CULTURE Tajikistan students in China warm to people-to-people engagement


Tajikistan students in China warm to people-to-people engagement


07:29, June 07, 2018


Nazar being interviewed by CGTN. (Photo: CGTN)

A key area of cooperation among members of the Shanghai Cooperation Organization involves people-to-people exchanges. 

At Shandong University’s Qingdao Campus, two students from Tajikistan have gained not only a better understanding about China but also deepened their friendship with the Chinese community.

For Nazar and Samandar, both from Tajikistan, they say when they first arrived on campus and told their Chinese classmates that they are from Tajikistan, "a lot of them had no idea where it is." In turn, the pair did not know much about China beyond Jackie Chan and Jet Li.  

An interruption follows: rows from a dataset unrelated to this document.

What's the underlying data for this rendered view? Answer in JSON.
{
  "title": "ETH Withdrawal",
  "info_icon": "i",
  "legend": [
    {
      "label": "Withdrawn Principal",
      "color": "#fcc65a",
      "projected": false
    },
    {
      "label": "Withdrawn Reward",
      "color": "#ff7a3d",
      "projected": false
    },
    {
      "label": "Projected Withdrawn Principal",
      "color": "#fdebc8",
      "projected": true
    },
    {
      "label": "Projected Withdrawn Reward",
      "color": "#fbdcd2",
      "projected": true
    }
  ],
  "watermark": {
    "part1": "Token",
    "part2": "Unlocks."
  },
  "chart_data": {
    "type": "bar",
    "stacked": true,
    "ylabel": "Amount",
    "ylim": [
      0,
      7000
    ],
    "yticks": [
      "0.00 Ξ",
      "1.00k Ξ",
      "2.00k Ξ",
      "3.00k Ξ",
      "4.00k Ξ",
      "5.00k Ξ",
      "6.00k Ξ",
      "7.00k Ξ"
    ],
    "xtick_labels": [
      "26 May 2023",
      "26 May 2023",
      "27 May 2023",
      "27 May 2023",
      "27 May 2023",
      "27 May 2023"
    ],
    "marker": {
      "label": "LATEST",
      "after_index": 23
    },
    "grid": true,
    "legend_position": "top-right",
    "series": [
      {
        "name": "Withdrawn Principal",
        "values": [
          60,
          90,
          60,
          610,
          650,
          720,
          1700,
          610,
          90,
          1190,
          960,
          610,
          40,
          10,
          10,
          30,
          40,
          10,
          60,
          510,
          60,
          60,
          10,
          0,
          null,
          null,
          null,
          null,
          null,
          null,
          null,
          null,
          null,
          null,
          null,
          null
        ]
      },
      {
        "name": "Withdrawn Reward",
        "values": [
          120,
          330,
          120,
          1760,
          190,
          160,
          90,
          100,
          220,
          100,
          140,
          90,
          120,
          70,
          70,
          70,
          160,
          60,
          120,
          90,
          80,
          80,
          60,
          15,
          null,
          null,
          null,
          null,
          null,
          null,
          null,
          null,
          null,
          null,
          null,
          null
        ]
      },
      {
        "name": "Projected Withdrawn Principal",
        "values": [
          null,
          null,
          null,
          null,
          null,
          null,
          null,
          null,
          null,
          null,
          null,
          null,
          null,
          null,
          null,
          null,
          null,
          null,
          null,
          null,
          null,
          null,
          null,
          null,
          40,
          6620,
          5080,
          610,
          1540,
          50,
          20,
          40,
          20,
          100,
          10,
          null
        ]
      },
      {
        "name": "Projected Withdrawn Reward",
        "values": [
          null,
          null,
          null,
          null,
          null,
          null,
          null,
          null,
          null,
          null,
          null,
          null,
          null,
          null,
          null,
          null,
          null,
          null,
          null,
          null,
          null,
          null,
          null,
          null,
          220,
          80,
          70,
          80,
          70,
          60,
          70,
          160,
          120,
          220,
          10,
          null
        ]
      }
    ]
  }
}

It was only until they started to learn Chinese at the Confucius Institute and became graduate students in China that they began to learn more about the rich history of the world's most populous country.

"We both applied for scholarships to study at a graduate school in China," Samandar said. "We ended up in a three-year program here on international relations. I gave myself a Chinese name called He Ping as it means peace in Chinese. I like it because it also fits with my personality."

Nazar's Chinese name is Li Xianjun: "I really like the concept of junzi (君子)in traditional Chinese philosophy. Being a decent person precedes being a good father and a good citizen."

Both Nazar and Samandar have studied Chinese for years. Their fluency means that they mingle well with their Chinese classmates. One way they have also deepened friendships is through football.

One of their friend Liu Hao said they had been playing together for half a semester. 

"They are very good at football," Lui said, "and they are both very outgoing and modest people."

Another classmate Wang Xiangyu added, "They teach us about Tajikistan culture. For example, their biggest festival Navruz, their language and political system."

Asked about their future goals, both of them said they want to become diplomats and take advantage of the booming bilateral relations and applying what they've learned here to their home country. 

"Many Chinese companies have set up factories in my country. We also import a lot of goods from China like clothing. Tajikistan has rich natural resources like gold and minerals, yet we lack production capabilities and high technology. That, in my opinion, is something we need to learn from China," said Samandar.

Just like Nazar and Samandar have deepened their relations with other Chinese students in college, the two countries are also strengthening exchanges and cooperation with each other.  As Chinese President Xi Jinping says, countries of the Shanghai Cooperation Organization should continue to increase understanding between their peoples and foster enduring friendships.